Stanford University is investigating an alleged data breach after the Akira ransomware gang claimed it breached the institution and exfiltrated 430 GB of data, including private information and confidential documents.
“Stanford is known for its entrepreneurial character, drawing from the legacy of its founders, Jane and Leland Stanford, and its relationship to Silicon Valley,” Akira wrote. “Soon the university will be also known for 430 GB of internal data leaked online.”
The group demanded an undisclosed ransomware amount and threatened to leak the stolen data if the university failed to comply. Akira typically demands extortion amounts ranging from $200,000 to $4 million.
Stanford University data breach is under investigation
Stanford University has not confirmed whether it received Akira’s ransom demands but indicated that it was investigating a cybersecurity incident.
“We are continuing to investigate a cybersecurity incident at the Stanford University Department of Public Safety (SUDPS) to determine the extent of what may have been impacted,” the university posted.
The university disclosed that the cyber incident did not disrupt its daily operations or spread to other departments. However, the number of individuals impacted by the data breach was still undetermined.
“Based on our investigation to date, there is no indication that the incident affected any other part of the university, nor did it impact police response to emergencies. The impacted SUDPS system has been secured,” the university said.
Maintaining that the integrity of its information systems was a priority, the university said it was working with external security specialists to understand the scope of the data breach.
“Our privacy and information security teams have been giving this matter their concerted attention, in coordination with outside specialists,” Stanford University said. “The investigation is ongoing and once it is completed, we will act accordingly and be able to share more information with the community.”
The Akira ransomware group did not disclose the attack vector exploited or the nature of the information stolen.
However, SUDPS handles crime reports, risk evaluations, and students’ and faculty members’ personal information. Disclosing this information could negatively impact the victims.
Subsequently, Stanford University could be compelled to pay the ransom to minimize the chances of sensitive information leaking to the public. However, ransom payment does not guarantee that the threat actors will not misuse or share the stolen data.
Craig Harber, a Security Evangelist at Open Systems, said the Stanford University data breach might be related to other incidents reported at the institution.
“This cyber incident may be related to several other events at Stanford University this year, including a reported breach of the University’s Department of Public Safety firewall and another incident involving third-party software,” Harber said. “These prior incidents could indicate a stealthy campaign by the hacker to remain hidden while they covertly discover and collect sensitive information,” noted Harber.

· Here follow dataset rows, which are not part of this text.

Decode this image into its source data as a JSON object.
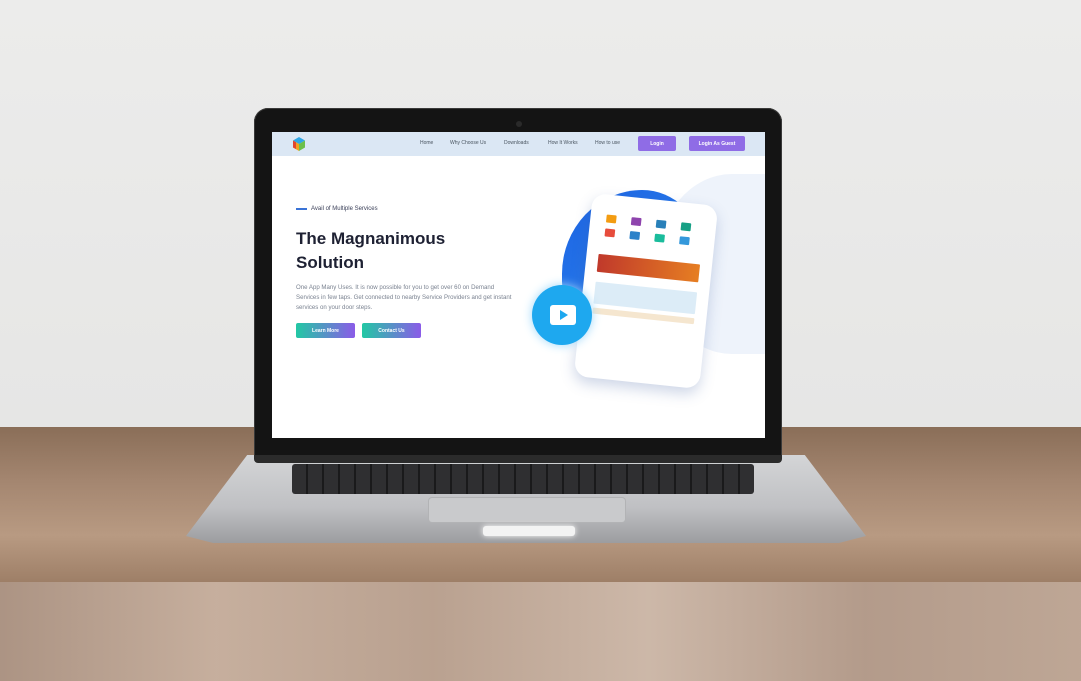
{
  "nav": {
    "links": [
      "Home",
      "Why Choose Us",
      "Downloads",
      "How It Works",
      "How to use"
    ],
    "login_label": "Login",
    "guest_label": "Login As Guest"
  },
  "hero": {
    "eyebrow": "Avail of Multiple Services",
    "headline": "The Magnanimous Solution",
    "description": "One App Many Uses. It is now possible for you to get over 60 on Demand Services in few taps. Get connected to nearby Service Providers and get instant services on your door steps.",
    "learn_more_label": "Learn More",
    "contact_label": "Contact Us"
  },
  "colors": {
    "accent_purple": "#8f6ce6",
    "cta_start": "#22c8a4",
    "cta_end": "#8b5be8",
    "blob_blue": "#1d63e2",
    "play_blue": "#1ea8ef"
  },
  "icons": [
    "cube-logo-icon",
    "play-icon"
  ]
}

Andrew Costis, Chapter Lead of the Adversary Research Team at AttackIQ, said the Stanford data breach highlighted the need for universities to evaluate their cybersecurity defenses, identify any gaps that threat actors could exploit, and develop a more preventative approach.
Past security incidents at Stanford University
Stanford University is no stranger to data breaches resulting in personal information disclosure. Since 2021, the university has suffered three data breaches, with the Clop ransomware gang breaching the institution twice.
In April 2021, the university disclosed that it suffered an Accellion FTA data breach at the Stanford University School of Medicine.
First detected in March 2023, Akira ransomware indiscriminately attacks all sectors, including healthcare, governments, critical infrastructure, and education (K-12 schools, school districts, colleges, and universities). Within six months, the group has compromised over 63 victims, primarily small and medium-sized businesses (SMBs).
Security experts believe the Akira ransomware gang branched from the defunct Conti ransomware operation due to overlapping crypto wallets and source code. The group uses compromised credentials, unsecured and vulnerable virtual private networks (VPN), and phishing to breach corporate networks.